At first I wasn’t consciously doing this, but over time I realized it. I think I am just too lazy to bother getting really good, but this doesn’t bother me much and I’m glad there are guys who go all the way. Reading about the Elon Musks of seduction is fascinating. I’ve had some high eights and nines and while they were wonderful, the truth is that when I’m in a woman I don’t care that much about whether she’s a decent seven or a high eight. The latter is better but in my life, especially now, there aren’t a lot of high eights out there. A while ago I dated a girl who was 19 and IMO a solid 8, with things only breaking down about 20 months in when she demanded to move in and I said no. But even with a solid 8, by the 50th or 100th sex session a guy acclimates to her body. She normalizes.

Back to Torero. Interspersed among the stories are big-picture ideas, like this:

When it comes to seduction, girls don’t want logic, they want emotions. The problem is that guys approach dating and daygame from a logical perspective, when really what they should be getting better at is seeing it from the female perspective.

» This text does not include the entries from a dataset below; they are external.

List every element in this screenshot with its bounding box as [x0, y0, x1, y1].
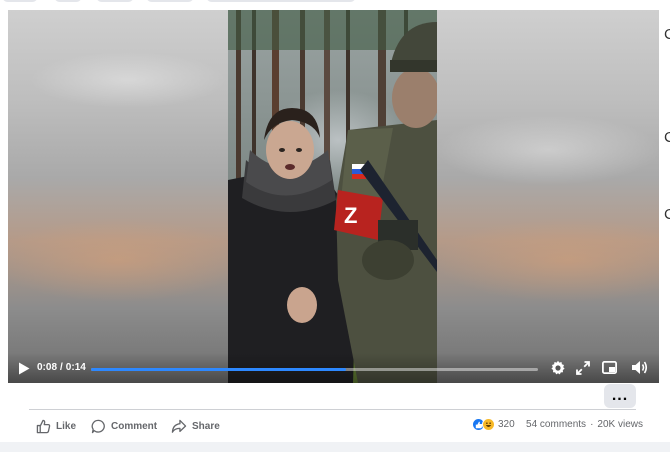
fullscreen-icon[interactable] — [574, 359, 591, 376]
post-stats: 320 · 54 comments · 20K views — [472, 418, 643, 431]
pip-icon[interactable] — [601, 359, 618, 376]
progress-fill — [91, 368, 346, 371]
share-icon — [171, 419, 187, 433]
time-display: 0:08/0:14 — [37, 362, 86, 373]
toolbar-chip[interactable] — [146, 0, 194, 2]
top-toolbar-cropped — [0, 0, 670, 4]
edge-text: C — [664, 26, 670, 43]
time-separator: / — [60, 362, 63, 373]
comment-label: Comment — [111, 420, 158, 432]
like-label: Like — [56, 420, 77, 432]
thumbs-up-icon — [36, 419, 51, 433]
volume-icon[interactable] — [630, 359, 649, 376]
video-player[interactable]: Z 0:08/0:14 — [8, 10, 659, 383]
share-label: Share — [192, 420, 220, 432]
current-time: 0:08 — [37, 362, 58, 373]
haha-reaction-icon[interactable] — [482, 418, 495, 431]
player-controls: 0:08/0:14 — [8, 353, 659, 383]
feed-background — [0, 442, 670, 452]
divider — [29, 409, 636, 410]
edge-text: C — [664, 129, 670, 146]
duration: 0:14 — [65, 362, 86, 373]
armband-letter: Z — [344, 203, 357, 228]
more-options-button[interactable]: ... — [604, 384, 636, 408]
toolbar-chip[interactable] — [2, 0, 38, 2]
video-still: Z — [228, 10, 437, 383]
share-button[interactable]: Share — [171, 416, 220, 436]
like-button[interactable]: Like — [36, 416, 76, 436]
progress-bar[interactable] — [91, 368, 538, 371]
video-frame[interactable]: Z — [228, 10, 437, 383]
edge-text: C — [664, 206, 670, 223]
gear-icon[interactable] — [549, 359, 566, 376]
play-icon[interactable] — [16, 359, 32, 377]
toolbar-chip[interactable] — [96, 0, 134, 2]
toolbar-chip[interactable] — [206, 0, 356, 2]
views-count: 20K views — [597, 419, 643, 430]
comments-count-link[interactable]: 54 comments — [526, 419, 586, 430]
reaction-count[interactable]: 320 — [498, 419, 515, 430]
comment-icon — [91, 419, 105, 433]
more-options-label: ... — [611, 387, 629, 404]
comment-button[interactable]: Comment — [91, 416, 157, 436]
stats-separator: · — [590, 419, 594, 430]
toolbar-chip[interactable] — [54, 0, 82, 2]
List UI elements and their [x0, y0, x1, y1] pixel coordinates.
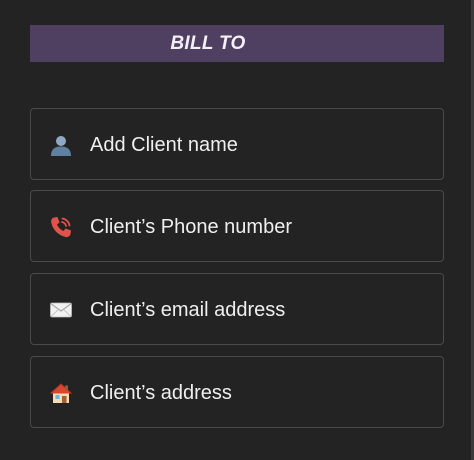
- client-email-placeholder: Client’s email address: [90, 299, 286, 321]
- client-address-field[interactable]: Client’s address: [30, 356, 444, 428]
- client-name-field[interactable]: Add Client name: [30, 108, 444, 180]
- envelope-icon: [49, 298, 73, 322]
- client-email-field[interactable]: Client’s email address: [30, 273, 444, 345]
- bill-to-header: BILL TO: [30, 25, 444, 62]
- client-phone-placeholder: Client’s Phone number: [90, 216, 292, 238]
- house-icon: [49, 381, 73, 405]
- phone-icon: [49, 215, 73, 239]
- section-title: BILL TO: [170, 33, 246, 54]
- client-phone-field[interactable]: Client’s Phone number: [30, 190, 444, 262]
- person-icon: [49, 133, 73, 157]
- client-name-placeholder: Add Client name: [90, 134, 238, 156]
- client-address-placeholder: Client’s address: [90, 382, 232, 404]
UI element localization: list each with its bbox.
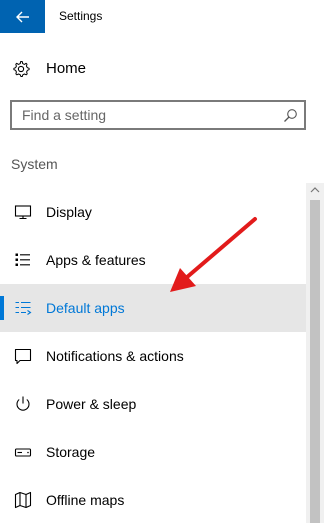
sidebar-nav: Display Apps & features Default apps Not… (0, 188, 306, 524)
section-title-system: System (11, 156, 58, 172)
vertical-scrollbar[interactable] (306, 183, 324, 523)
sidebar-item-label: Offline maps (46, 492, 125, 508)
title-bar: Settings (0, 0, 324, 33)
notification-icon (14, 348, 32, 365)
sidebar-item-label: Notifications & actions (46, 348, 184, 364)
sidebar-item-label: Storage (46, 444, 96, 460)
sidebar-item-label: Power & sleep (46, 396, 137, 412)
back-arrow-icon (15, 11, 29, 22)
sidebar-item-offline-maps[interactable]: Offline maps (0, 476, 306, 524)
search-input[interactable] (12, 103, 272, 127)
sidebar-item-default-apps[interactable]: Default apps (0, 284, 306, 332)
map-icon (14, 491, 32, 509)
scroll-up-arrow-icon[interactable] (306, 183, 324, 197)
sidebar-item-label: Apps & features (46, 252, 146, 268)
sidebar-item-storage[interactable]: Storage (0, 428, 306, 476)
scrollbar-thumb[interactable] (310, 200, 320, 523)
search-box (10, 100, 306, 130)
sidebar-item-power-sleep[interactable]: Power & sleep (0, 380, 306, 428)
search-icon[interactable] (283, 108, 298, 123)
storage-icon (14, 448, 32, 457)
home-nav-item[interactable]: Home (0, 52, 324, 86)
selected-indicator (0, 296, 4, 320)
sidebar-item-apps-features[interactable]: Apps & features (0, 236, 306, 284)
sidebar-item-notifications-actions[interactable]: Notifications & actions (0, 332, 306, 380)
home-label: Home (46, 60, 87, 77)
back-button[interactable] (0, 0, 45, 33)
sidebar-item-label: Display (46, 204, 92, 220)
window-title: Settings (59, 9, 103, 23)
apps-list-icon (15, 253, 30, 266)
sidebar-item-label: Default apps (46, 300, 125, 316)
power-icon (16, 396, 30, 411)
default-apps-icon (15, 301, 32, 315)
gear-icon (13, 61, 30, 77)
sidebar-item-display[interactable]: Display (0, 188, 306, 236)
monitor-icon (14, 205, 32, 220)
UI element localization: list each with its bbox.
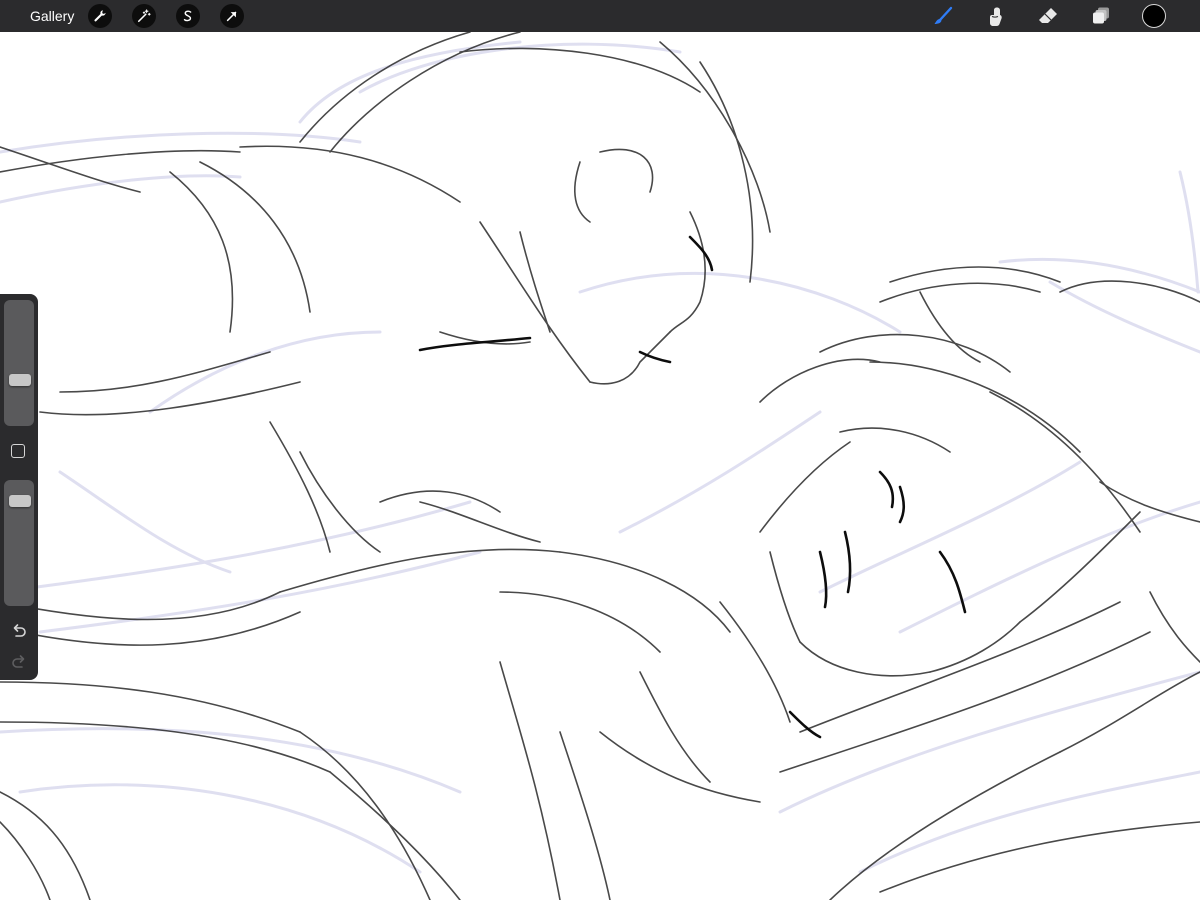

Absolutely. Definitely an error I made when I was younger. The book is filled with mentions of mistakes I have made. If the next generation of guys internalize these ideas maybe they will avoid the mistakes. Most guys of course are too lazy to read books, so they will make the same errors, but the knowledge is there.

If I have a criticism of the book it is that it doesn’t look enough at the dark side. Intense gaming can be isolating and very few guys share the need to do intense game. In addition I read one of Krauser’s books in which he describes Torero going deep into the void in the 2012 – 13 period. That has been excised from this book, so one would never know it. Almost all positive things also have their shadow, and the lack of shadow here makes me doubt it more than I otherwise would.

Torero also mentions going to Oxford and studying with Richard Dawkins, but he eventually becomes a primary school teacher. Perhaps the UK is different from the U.S., but in the U.S. it’s very rare for graduates of elite universities to go into low status, low pay professions like primary school teaching. So why’d he do it? What led him there? We don’t know. Maybe it isn’t important. But it seems strange from an American reader’s eyes.